The consummation of the Merger is subject to the satisfaction of certain conditions, the timing of which cannot be readily predicted at this time. The Company will provide a supplemental notice as soon as reasonably practicable after specific information relating to the anticipated effective date of the Fundamental Change and Non-Stock Change of Control becomes available. The Merger has not yet occurred or otherwise become effective and may not be completed on a timely basis, or at all. Accordingly, no assurance can be given as to the anticipated or actual effective date of the Merger.

In addition, at and after the consummation of the Merger, the right to convert each $1,000 principal amount of the Notes shall be changed into a right to convert such principal amount of Notes into cash in an amount equal to the Merger Consideration multiplied by a number of shares of Common Stock equal to the Conversion Rate immediately prior to the consummation of the Merger, subject to any adjustment for conversions in connection with a Non-Stock Change of Control, as described below.

The Conversion Rate shall, for Notes converted at any time following the date on which a Non-Stock Change of Control becomes effective but before 5:00 p.m., New York City time, on the Business Day immediately preceding the related Fundamental Change Repurchase Date, be increased by a number of Additional Shares of the Common Stock, as determined by reference to the table set forth in Section 10.05 of the Indenture, which table has been adjusted in accordance with Section 10.05(c) of the Indenture for previous adjustments to the Conversion Rate. The Fundamental Change Repurchase Date will be specified by the Company in a separate Company Repurchase Notice delivered by the Company and shall be no earlier than twenty (20) Business Days nor later than thirty-five (35) Business Days after the date of such notice.


Holders of Notes that elect to convert their Notes prior to the date on which the Non-Stock Change of Control becomes effective will not be entitled to receive Additional Shares in connection with the Non-Stock Change of Control. Only holders of Notes that elect to convert their Notes in connection with a Non-Stock Change of Control will be entitled to receive Additional Shares.

This announcement is not an offer to purchase Notes by the Company and does not give any holder the right to have its Notes purchased by the Company pursuant to Article 3 of the Indenture. Such purchase right will only arise upon the consummation of the Merger, and the Company will send a further notice of a holder’s purchase right no later than fifteen (15) calendar days after the occurrence of the Fundamental Change in accordance with Article 3 of the Indenture.
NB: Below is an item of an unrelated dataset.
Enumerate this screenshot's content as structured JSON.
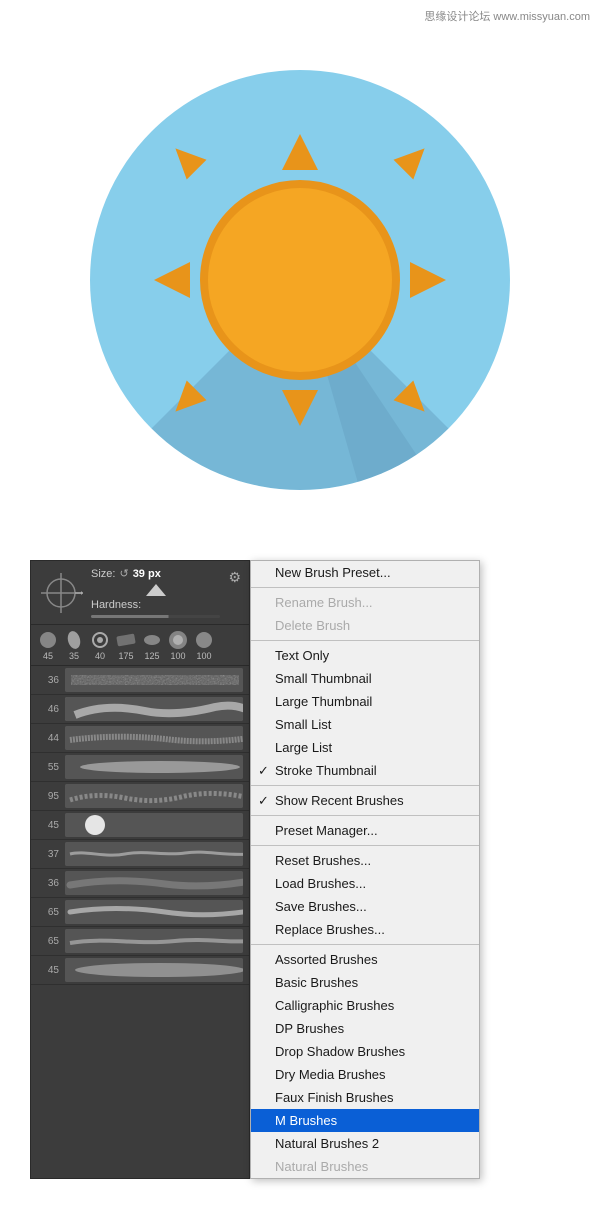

This announcement is only a summary of certain provisions of the Notes and the Indenture. The conversion rights of holders of Notes, as well as the procedures required to convert Notes, are set forth in the Indenture, which the Company filed as Exhibit 4.1 to its Current Report on Form 8-K that was filed with the Securities and Exchange Commission on December 7, 2015. All holders of Notes are urged to review the conversion provisions contained therein in their entirety. You are urged to consult with your own tax advisor concerning the tax consequences of a conversion of your Notes.

April 12, 2021

Nuance Communications, Inc.

 

*

The CUSIP numbers are included solely for the convenience of the holders of Notes. No representation is made as to the correctness or accuracy of the CUSIP numbers either as printed on the Notes or as indicated in this notice.